Yeah. Sure, John. So think about it maybe in its simplest term is the concept of holding the denominator of capital and dollars steady. Then improving momentum and return from the numerator. This is going to be a straight line. So in addition to 15, we're locked in on 14 for this year. Think about that denominating in dollars holding steady. Payments growth is really significant. So think about the growth in payments. We're seeing growth that we expect in double digits. Middle market expansion, two times the number of clients we're seeing in that business.

SS
Scott SiefersAnalyst

Let's see. I think you've touched or at least alluded to briefly a couple of times. But just on the capital markets, I think there's plenty of optimism about the industry's potential this year. That's, of course, an area where you all have invested heavily. Maybe you could just sort of expand on your thoughts about momentum and potential there for the coming year.

WJ
William Rogers Jr.CEO

Scott, I think as you pointed out, this is a business we've been investing in for decades. And I think we're in a good position. We have really good momentum coming out of the second half of the year. Debt capital markets, leverage finance, M&A, all of our derivatives, FX, are all hitting on good cylinders. So we come into it with a good pipeline, especially from our middle market and commercial client base. Organic activity is building. We've put talent on the field that knows how to leverage our industry specialties. This is a business I feel really confident in. I think we have a full capability and long-term high growth potential.

MM
Mike MaguireCFO

Good morning, Scott. The way we're thinking about this is we believe that the 10% operating target is appropriate.
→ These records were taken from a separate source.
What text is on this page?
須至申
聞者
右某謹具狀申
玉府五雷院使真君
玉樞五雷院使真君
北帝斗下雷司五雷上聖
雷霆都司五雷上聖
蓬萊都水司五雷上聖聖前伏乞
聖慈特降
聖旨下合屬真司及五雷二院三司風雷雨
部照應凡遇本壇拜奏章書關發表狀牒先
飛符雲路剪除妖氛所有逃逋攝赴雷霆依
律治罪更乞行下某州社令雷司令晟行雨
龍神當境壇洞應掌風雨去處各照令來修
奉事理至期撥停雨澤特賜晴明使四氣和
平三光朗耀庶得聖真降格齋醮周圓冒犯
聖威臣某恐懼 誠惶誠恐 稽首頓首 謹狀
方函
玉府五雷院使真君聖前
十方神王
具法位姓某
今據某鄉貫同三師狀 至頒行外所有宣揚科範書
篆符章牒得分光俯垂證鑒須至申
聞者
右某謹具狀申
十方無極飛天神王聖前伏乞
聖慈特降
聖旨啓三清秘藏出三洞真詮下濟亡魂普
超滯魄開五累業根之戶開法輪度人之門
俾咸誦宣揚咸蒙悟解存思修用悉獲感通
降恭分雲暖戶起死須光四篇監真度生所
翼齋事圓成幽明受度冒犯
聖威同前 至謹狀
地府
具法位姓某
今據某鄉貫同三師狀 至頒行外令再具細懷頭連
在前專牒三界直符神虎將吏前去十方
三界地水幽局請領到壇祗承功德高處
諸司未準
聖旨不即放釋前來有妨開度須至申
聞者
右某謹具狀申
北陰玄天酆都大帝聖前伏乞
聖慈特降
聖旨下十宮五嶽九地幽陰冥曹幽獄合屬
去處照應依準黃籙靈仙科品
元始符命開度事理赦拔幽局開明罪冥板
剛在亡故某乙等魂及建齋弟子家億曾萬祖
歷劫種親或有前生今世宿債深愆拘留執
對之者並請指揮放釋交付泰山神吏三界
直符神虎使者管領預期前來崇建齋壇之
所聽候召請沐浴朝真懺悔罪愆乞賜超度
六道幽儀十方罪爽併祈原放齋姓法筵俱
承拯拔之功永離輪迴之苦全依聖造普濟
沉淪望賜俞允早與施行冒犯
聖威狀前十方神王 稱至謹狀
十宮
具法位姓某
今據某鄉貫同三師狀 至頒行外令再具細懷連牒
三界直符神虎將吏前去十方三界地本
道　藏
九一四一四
If loans or the balance sheet grow a little faster, that gets you to approximately a billion a quarter this year. That's how we're thinking about truing it back to 10% over the next eight quarters.

EP
Ebrahim PoonawalaAnalyst

Hey. Good morning. Two questions. One, I think just on deposits. Talk about like, do you expect both as you move towards this wholesale mix on the lending side, what does that mean for deposits?

WJ
William Rogers Jr.CEO

We're building that momentum. We feel good about deposit growth. First, we saw wholesale deposits grow 400 basis points faster in the latter part of 2025 versus 2024. We have a lot more clients, a lot more clients with treasury management products that are still funding. Deeper penetration in the middle market base. We also have net new clients. The quality of those clients has increased year over year. You see the accelerating growth in the coming year.

SM
Shaul MartinezAnalyst

Hey. Good morning. Thanks for taking my question. Just a quick follow-up from Matt's question. Just to clarify Mike, the guidance implies $12 billion of expenses. That does have some level of restructuring expenses embedded in it.

MM
Mike MaguireCFO

Yes, the outlook for expenses includes some restructuring expenses, but there's an expectation that they'll be lower over time.

BM
Brad MilsapsHost

Thank you, everyone. That concludes our earnings call. If you have any additional questions, please feel free to reach out to the Investor Relations team. Thank you for your interest in Truist, and we hope you have a great day.

Operator

The conference has now concluded. Thank you for attending today's presentation. You may now disconnect.